Project A.L.I.C.E
A.L.I.C.E. (Autonomous Linked Intelligent Compute Engine) is a simple, hands-free, 100% locally running voice assistant that enables natural spoken interaction with Ollama LLMs, designed with future secure remote access in mind.
Overview
Architecting A.L.I.C.E., a lightweight voice interface for Ollama that allows completely offline, hands-free conversations using local speech-to-text, local LLM inference, and local text-to-speech, while being built as the foundation for a securely accessible compute engine.
Problem
Power users and privacy-conscious individuals want to interact naturally with their local Ollama models through voice, without typing or relying on cloud-based voice services.
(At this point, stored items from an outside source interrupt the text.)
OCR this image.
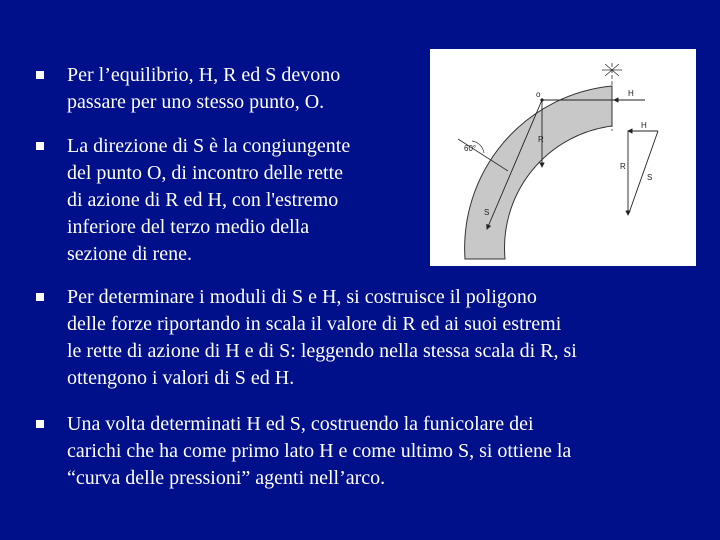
Per l’equilibrio, H, R ed S devono
passare per uno stesso punto, O.
La direzione di S è la congiungente
del punto O, di incontro delle rette
di azione di R ed H, con l'estremo
inferiore del terzo medio della
sezione di rene.
Per determinare i moduli di S e H, si costruisce il poligono
delle forze riportando in scala il valore di R ed ai suoi estremi
le rette di azione di H e di S: leggendo nella stessa scala di R, si
ottengono i valori di S ed H.
Una volta determinati H ed S, costruendo la funicolare dei
carichi che ha come primo lato H e come ultimo S, si ottiene la
“curva delle pressioni” agenti nell’arco.
o	H
R
S
60°
H
R
S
They also need a solution that can eventually evolve from a local-only assistant into a securely accessible intelligent compute engine running on a private server.
Constraints
- Must run 100% locally today to guarantee absolute data privacy
- Hands-free operation using reliable wakeword detection
- Low enough resource usage to run comfortably on everyday hardware
- Responsive latency for natural-feeling conversations
- Designed with future secure remote access in mind (modular architecture)
Approach
Built a clean Python application that chains openwakeword for wakeword detection, webrtcvad for intelligent silence-based recording, faster-whisper for accurate offline transcription, Ollama for generative responses, and Piper TTS for fast, high-quality speech output.
Key Decisions
faster-whisper for Speech-to-Text
Delivers strong accuracy and performance on CPU while remaining fully offline, with support for small efficient models like tiny.en and base.en.
- Original OpenAI Whisper (Slower without acceleration)
- Cloud-based STT (Violates current local-only requirement)
Piper TTS for Speech Synthesis
Extremely fast and lightweight with natural-sounding voices, providing low-latency responses even on modest hardware.
- eSpeak or Festival (Lower voice quality)
- Cloud TTS services (Privacy and latency concerns)
openwakeword + webrtcvad for Listening Logic
Combines reliable always-on wakeword detection with smart voice activity detection to record only when the user speaks, reducing false triggers and unnecessary processing.
- Continuous always-listening transcription (High CPU and battery impact)
- Push-to-talk (Breaks hands-free experience)
Tech Stack
- Python
- Ollama
- faster-whisper
- Piper TTS
- openwakeword
- webrtcvad
- sounddevice
- Configurable via config.ini + CLI arguments
Result & Impact
- 100% Offline & Local (Today)Privacy
- Pre-packaged 'hey alice' modelWakeword
- Modular design ready for secure remote accessFuture-Proofing
Created a practical, fully private voice assistant that lets users say 'Hey Alice', speak naturally, and receive spoken responses from their local Ollama models. The architecture is intentionally designed as the first stage of a larger Autonomous Linked Intelligent Compute Engine that can later run on a private server with secure remote access.
Learnings
- Model size selection is critical: smaller models (tiny/base for whisper, 3B–8B for Ollama) provide the best balance between quality and real-time responsiveness on CPU.
- Careful tuning of VAD aggressiveness and audio device settings dramatically improves real-world reliability across different microphones and environments.
- Combining streaming responses from Ollama with fast Piper TTS creates a much more natural conversational flow.
- Keeping the architecture modular makes future transition from local-only to secure remote server deployment much smoother.
Additional Context
This project is the initial implementation of A.L.I.C.E. — the Autonomous Linked Intelligent Compute Engine. While the current version runs 100% locally for maximum privacy, the architecture was intentionally designed with future expansion in mind: eventually moving the core engine to a private secure server that can be accessed safely from anywhere.
The current voice interface serves as the primary human interaction layer. It follows a clean, efficient flow:
Microphone → openwakeword (wakeword detection) → webrtcvad (silence detection) → faster-whisper (transcription) → Ollama LLM (reasoning) → Piper TTS (speech output).
By starting with a fully local, modular design using standard tools and clean separation of concerns, transitioning A.L.I.C.E. to a remotely accessible private server later will require minimal refactoring. The assistant already supports any Ollama model, custom prompts, and easy configuration — making it a solid foundation for a more powerful, linked intelligent system.
The result is a usable, private voice companion today, while laying the groundwork for a true Autonomous Linked Intelligent Compute Engine that maintains strong security and flexibility for the future.